The next chapter discussed classes, specifically how to declare and use them. While discussing class properties the author pointed out a shortcut as to how to set a class property to a value that will save you typing. Lets say you have a class called Animal with a Name property that you want to set by passing a value to the class’s constructor. Here’s the ‘long hand’ code for that:
constructor: (name) ->
@name = name
Not a lot of typing but the author shows you how you can do it in fewer lines. The ‘short hand’ way is here:
constructor: (@name) –>
It doesn’t seem like much but over the long haul I appreciate the short hand method. There were a few other places in the book that the author shared shortcuts like this with the reader.
Following the classes chapter, the next type for discussion was CoffeeScript idioms. Here the author points out that using the English words for things like and instead of && and or instead of || were the preferred way to do logical ‘ands’ and ‘ors’. Most of the chapter is dedicated to showing the reader how to accomplish things like how to perform ‘each’, ‘select’, ‘map’ and other functionality in the language. The text had a nice way to show a person who is new to CoffeeScript how to do the ‘typical’ programming tasks.
The next chapter give a quick overview on how you can use CoffeeScript in conjunction with Node and node packages to create an application.

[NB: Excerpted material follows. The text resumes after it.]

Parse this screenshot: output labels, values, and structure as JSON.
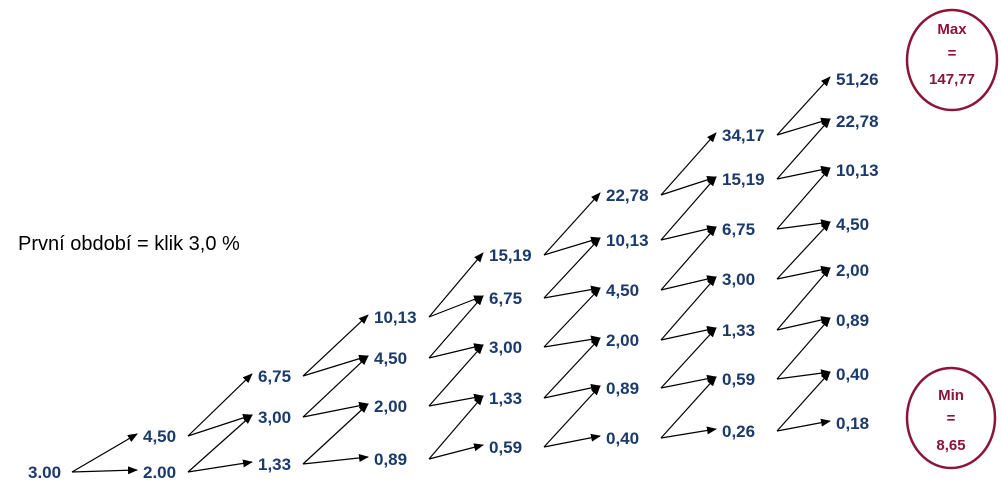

Overall, I found this chapter to be a nice introduction to creating an application but there were a few problems I ran into while following along. The issues I found were that when I went to run the app I was missing five modules: underscore, async, connect, qs and mime. Thankfully the error messages were straight forward and fixing the problem was as easy as running ‘npm install <module name here>’ for each module. The last bit of the chapter walked the reader through how to deploy our application to Heroku. It was much easier than I thought it would be.
The book is summarized in a chapter written by Jeremy Ashkenas, the creator of CoffeeScript. In it he discuss the philosophy behind CoffeeScript, which the quote below sums up.
When I started this book I had zero experience with CoffeeScript and I was hoping that after reading it I would feel comfortable enough to write my own code. I would say that this book has shown me enough CoffeeScript that I feel comfortable enough to start writing code for my next project.